Qian Jiannong (center), chief executive officer of Fosun Tourism Group, poses for photographs with other executives during the company's IPO conference in Hong Kong on Nov 29, 2018. [Photo by Tan Qingju/For China Daily]
Fosun Tourism Group will establish a presence in the top 10 tourist destinations in China, with a focus on cities adjacent to Beijing, Shanghai and the Guangdong-Hong Kong-Macao Greater Bay Area, the company's CEO Qian Jiannong said in an interview on Monday.
The leisure-focused tourism arm of Shanghai-based conglomerate Fosun International made its debut on the Hong Kong stock exchange on Friday.
The tourism group said it will use the majority of the financing to explore destinations and develop new projects in well-known tourism attractions, including Lijiang in Yunnan province and Taicang in Jiangsu province, Qian said.
With an offering price of HK$15.60 ($2), the company's share price shed 3.97 percent on its first trading day to close at HK$14.98.
But Qian said it can still be considered a successful listing given that the benchmark Hang Seng Index dropped 1.62 percent that day.
The bearish Hong Kong stock market has impaired the performance of many newly listed companies. The Hang Seng Index has dropped more than 14 percent since the beginning of the year.
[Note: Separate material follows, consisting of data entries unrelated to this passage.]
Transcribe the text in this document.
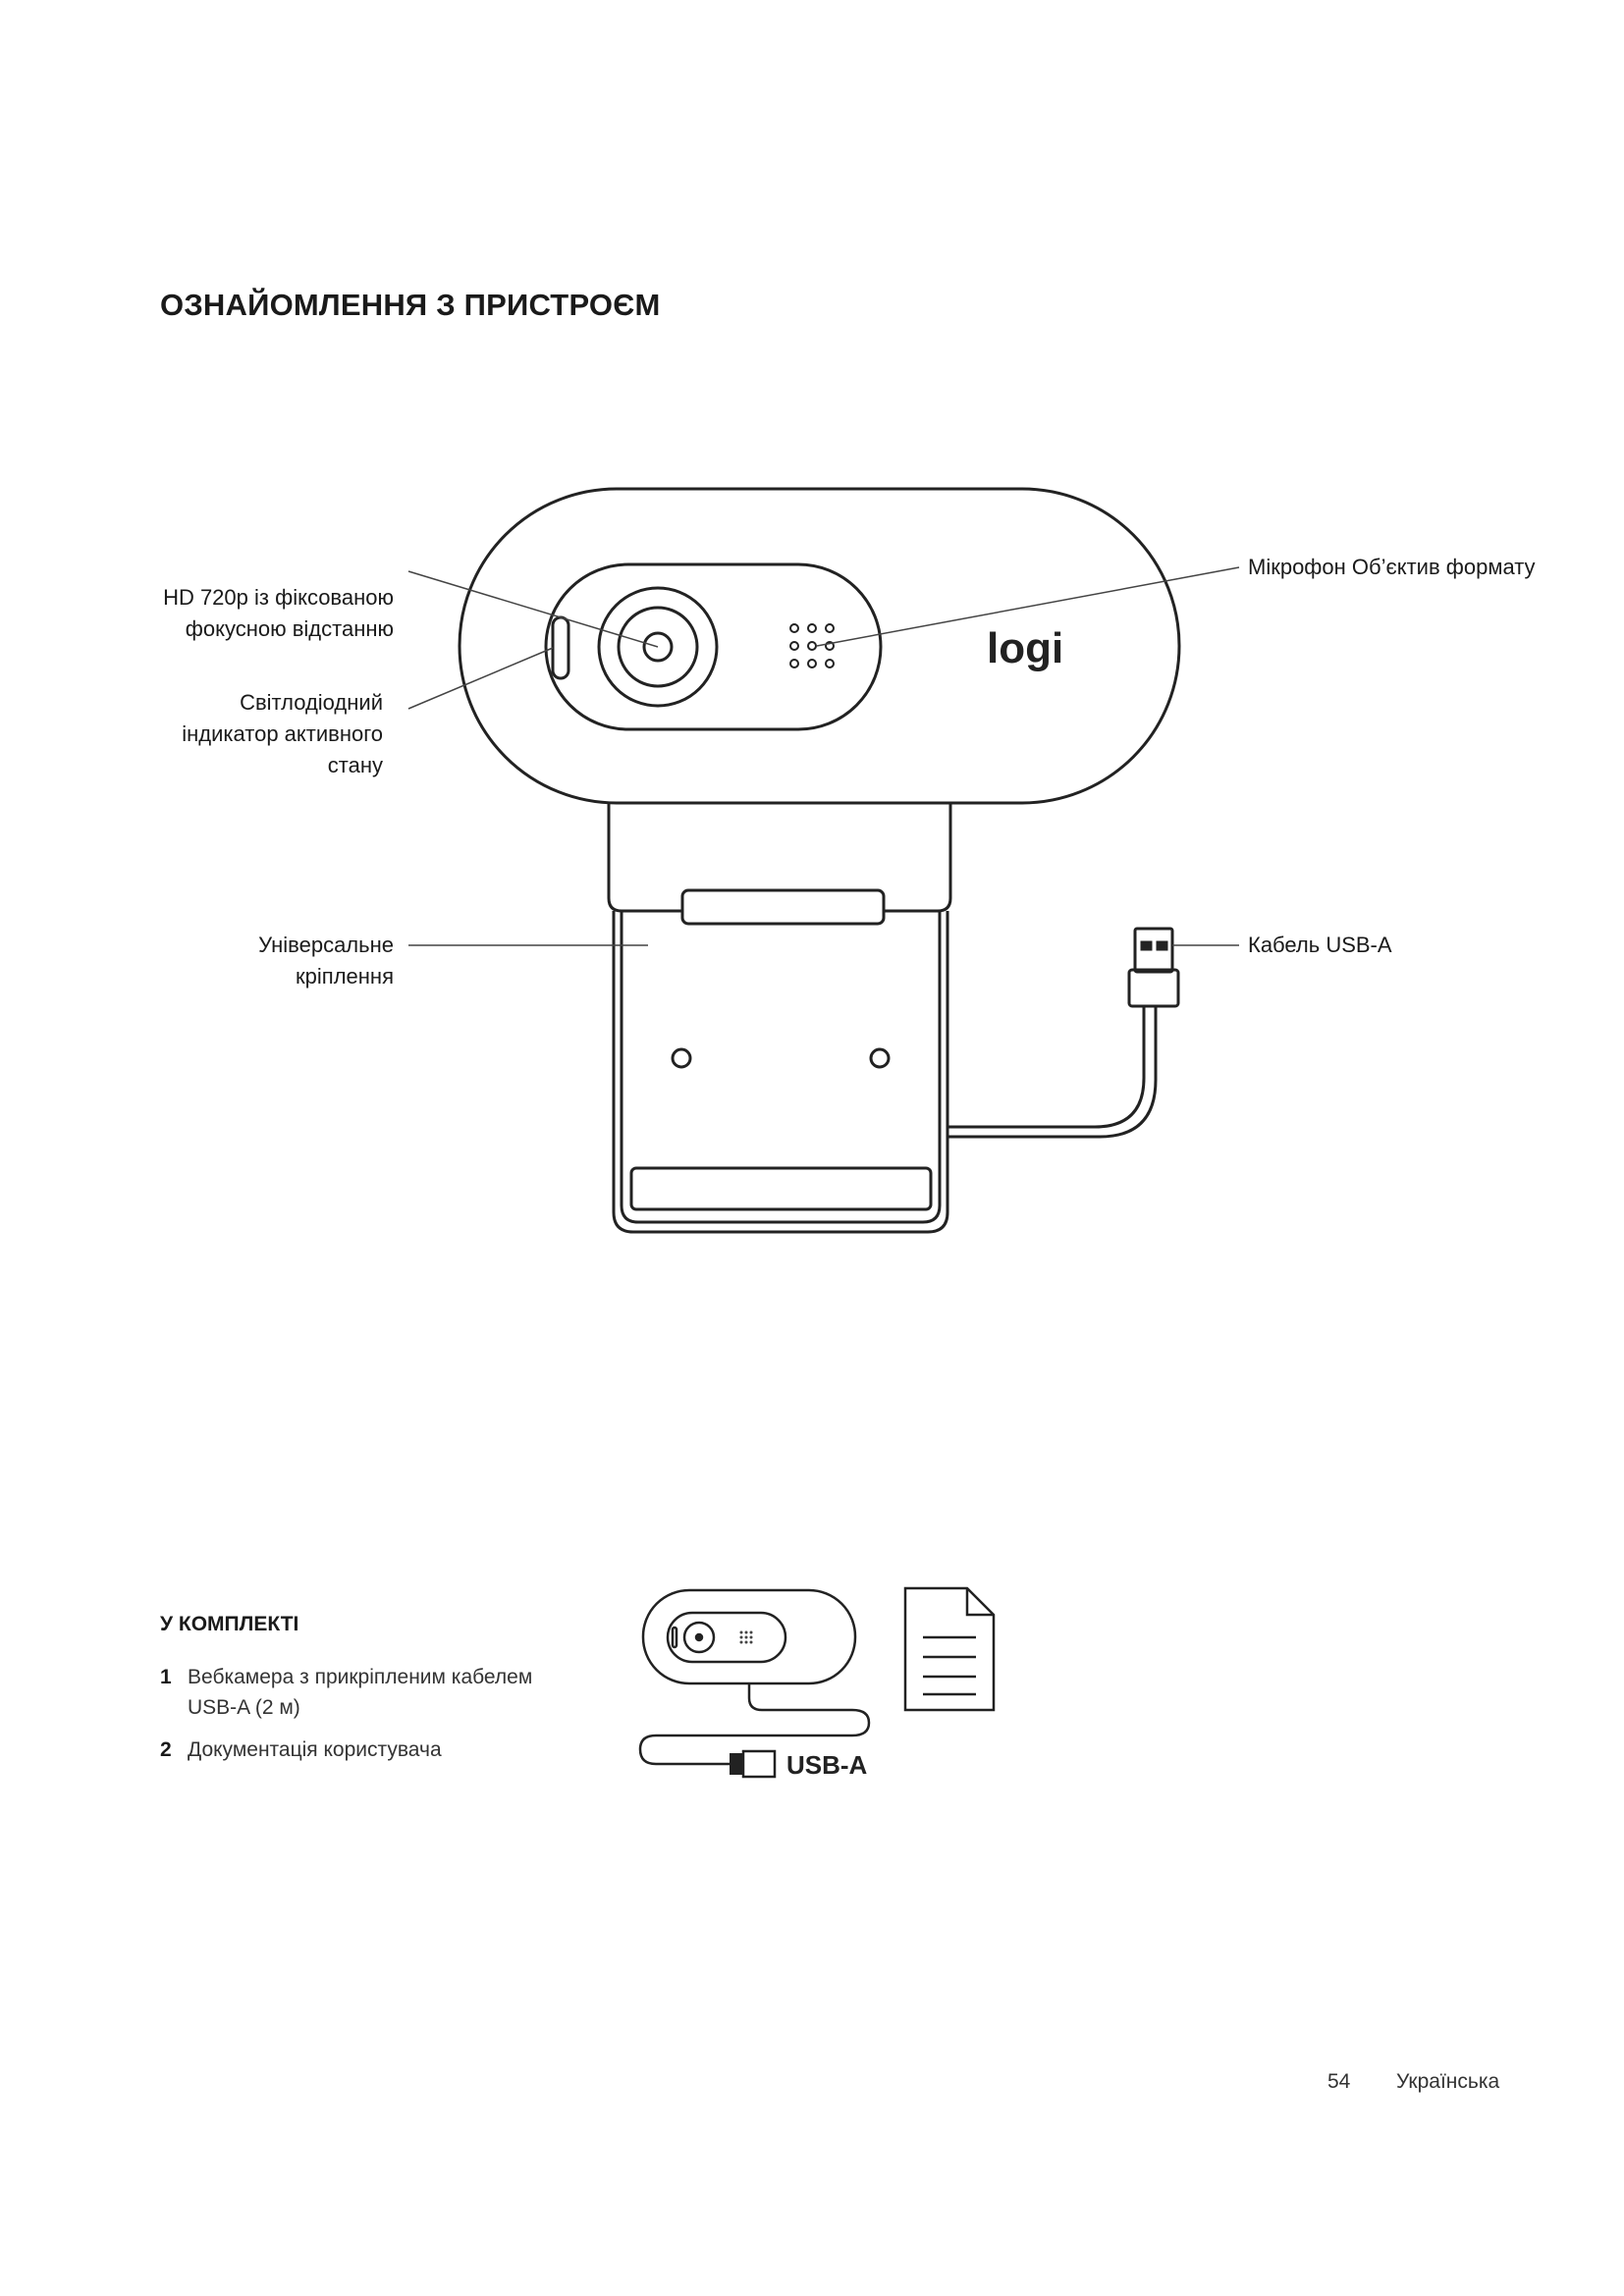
ОЗНАЙОМЛЕННЯ З ПРИСТРОЄМ
logi
USB-A
HD 720p із фіксованою
фокусною відстанню
Світлодіодний
індикатор активного
стану
Універсальне
кріплення
Мікрофон Об’єктив формату
Кабель USB-A
У КОМПЛЕКТІ
1 Вебкамера з прикріпленим кабелем
USB-A (2 м)
2 Документація користувача
54 Українська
Data from market information provider Wind Info showed that 130 of the 186 newly listed companies in Hong Kong saw their share prices drop below their offering prices at the beginning of December.
Companies related to the internet industry have seen the biggest slump.
But, Guo Guangchang, Fosun International's founder and chairman, wrote in a public note in late November that only good companies will choose to go public when the market is lackluster.
Fosun Tourism Group has three major businesses: resorts, managing the group's tourism destinations and tourism solutions.
Its prospectus showed that the company's income hit 8.9 billion yuan ($1.3 billion), 10.7 billion yuan and 11.8 billion yuan in 2015, 2016 and 2017, respectively. In the first half of this year, its income totaled 6.7 billion yuan.
Club Med, the global resort brand Fosun acquired in 2015, is the company's major income earner, contributing over 99 percent of total revenue between 2015-17.
Although the company reported net losses from 2015 and 2017, it reported a profit of more than 53 million yuan in the quarter ended Sept 30.
The company's large amount of nonrecurring expenses－such as developing the Sanya Atlantis resort that opened in late April－are driving the losses, Qian explained. However, the resort contributed more than 300 million yuan in income between May and August.
More than 95 percent of the 1,004 vacation villas have been sold at the Sanya resort, which generated 7 billion yuan of income, he said.
According to global market consultancy Frost and Sullivan, each Chinese traveler spent $575 on average on their vacations in 2017. That budget will increase to $951 in 2022.
Propelled by China's steady economic growth, increasing per capita expenditure on cultural and recreational products, and higher traveling frequency, the potential of the Chinese tourism market is huge, according to the consulting firm.